# Formerly commercial (paid) drum plugin now free



## Kenmac (Jan 24, 2007)

A company called Manda Audio has allowed their formerly commercial drum plugin to be downloaded for free. It's available in VST and AU 32 and 64 bit formats for both Mac and Windows. You can use the beats and loops within the plugin to create the parts you want then drag and drop it into your digital audio workstation. It's a nice sounding kit and the good thing is if you have other drum plugins you prefer you can use the configuration files on the website to use the parts you created with them. It's explained in the video. 

[video=youtube;FsmA1cFH5YQ]https://www.youtube.com/watch?feature=player_embedded&amp;v=FsmA1cFH5YQ[/video]
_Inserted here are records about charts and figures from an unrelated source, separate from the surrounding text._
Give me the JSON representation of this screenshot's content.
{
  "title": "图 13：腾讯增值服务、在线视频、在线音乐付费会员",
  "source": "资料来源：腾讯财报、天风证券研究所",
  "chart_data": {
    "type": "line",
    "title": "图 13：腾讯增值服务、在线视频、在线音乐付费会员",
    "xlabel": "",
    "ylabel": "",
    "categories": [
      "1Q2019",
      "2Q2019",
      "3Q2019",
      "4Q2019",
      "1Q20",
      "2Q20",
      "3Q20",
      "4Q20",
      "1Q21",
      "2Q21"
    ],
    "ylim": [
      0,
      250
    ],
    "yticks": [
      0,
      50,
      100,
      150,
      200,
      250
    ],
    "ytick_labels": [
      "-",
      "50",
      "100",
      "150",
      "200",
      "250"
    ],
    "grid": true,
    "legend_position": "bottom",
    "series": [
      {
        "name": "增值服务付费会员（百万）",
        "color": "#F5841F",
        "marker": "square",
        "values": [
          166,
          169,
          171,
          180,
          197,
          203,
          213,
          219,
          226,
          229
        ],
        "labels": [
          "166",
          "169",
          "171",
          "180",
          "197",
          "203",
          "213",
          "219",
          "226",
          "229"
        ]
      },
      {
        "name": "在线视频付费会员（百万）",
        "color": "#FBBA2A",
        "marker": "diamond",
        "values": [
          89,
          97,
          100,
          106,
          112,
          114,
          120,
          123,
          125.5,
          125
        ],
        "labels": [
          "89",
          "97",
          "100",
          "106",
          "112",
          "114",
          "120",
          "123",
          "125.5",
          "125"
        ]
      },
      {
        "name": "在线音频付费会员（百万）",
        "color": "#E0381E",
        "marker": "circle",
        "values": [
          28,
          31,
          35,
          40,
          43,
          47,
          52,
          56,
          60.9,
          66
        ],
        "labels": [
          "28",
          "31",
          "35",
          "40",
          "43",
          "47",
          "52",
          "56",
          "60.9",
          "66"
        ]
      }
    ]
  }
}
Here's the main download page: http://www.powerdrumkit.com/download.htm

Configuration files for other drum plugins are at the bottom of this page: http://www.powerdrumkit.com/video.htm 

Now here's the only minor annoyance, you do have to activate the plugin. When you open up your DAW and run the plugin you'll see a window with a number, go to this link: http://www.powerdrumkit.com/activation-simpel/activate76187.php enter the number and press the button. You'll then get a code that you can copy and paste into the second window. That's all there is to it. This plugin is very easy to work with and I'm considering using it for some recordings.


----------



## cbg1 (Mar 27, 2012)

would you have to enter that code each time you use the plug in or just the first time


----------



## corbo (Sep 14, 2012)

Thanks, will check it out


----------



## Mr Yerp (Feb 24, 2006)

Thanks for the heads up! Even though I'm happy with EZ Drummer, I like the look of this format. Cheers.


----------



## ezcomes (Jul 28, 2008)

downloaded...will try it...been using hydrogen myself...

does it tell you about going to the link with the code in the file, or should i book mark this page to remember?


----------



## Kenmac (Jan 24, 2007)

cbg1 said:


> would you have to enter that code each time you use the plug in or just the first time


You should only have to enter it once.

- - - Updated - - -



corbo said:


> Thanks, will check it out


You're welcome corbo. :smile-new:



Mr Yerp said:


> Thanks for the heads up! Even though I'm happy with EZ Drummer, I like the look of this format. Cheers.


No problem Mr Yerp. I was testing it out last night and came up with some decent sounding drum parts. EZ Drummer is a very nice plugin as well. I've got the light version.



ezcomes said:


> downloaded...will try it...been using hydrogen myself...
> 
> does it tell you about going to the link with the code in the file, or should i book mark this page to remember?


No, it doesn't tell you about the link but you could bookmark it.


----------



## Voxguy76 (Aug 23, 2006)

Thanks! This is exactly what I've been looking for.


----------



## Kenmac (Jan 24, 2007)

Voxguy76 said:


> Thanks! This is exactly what I've been looking for.


You're welcome Voxguy76. Have fun with it. :smile-new:


----------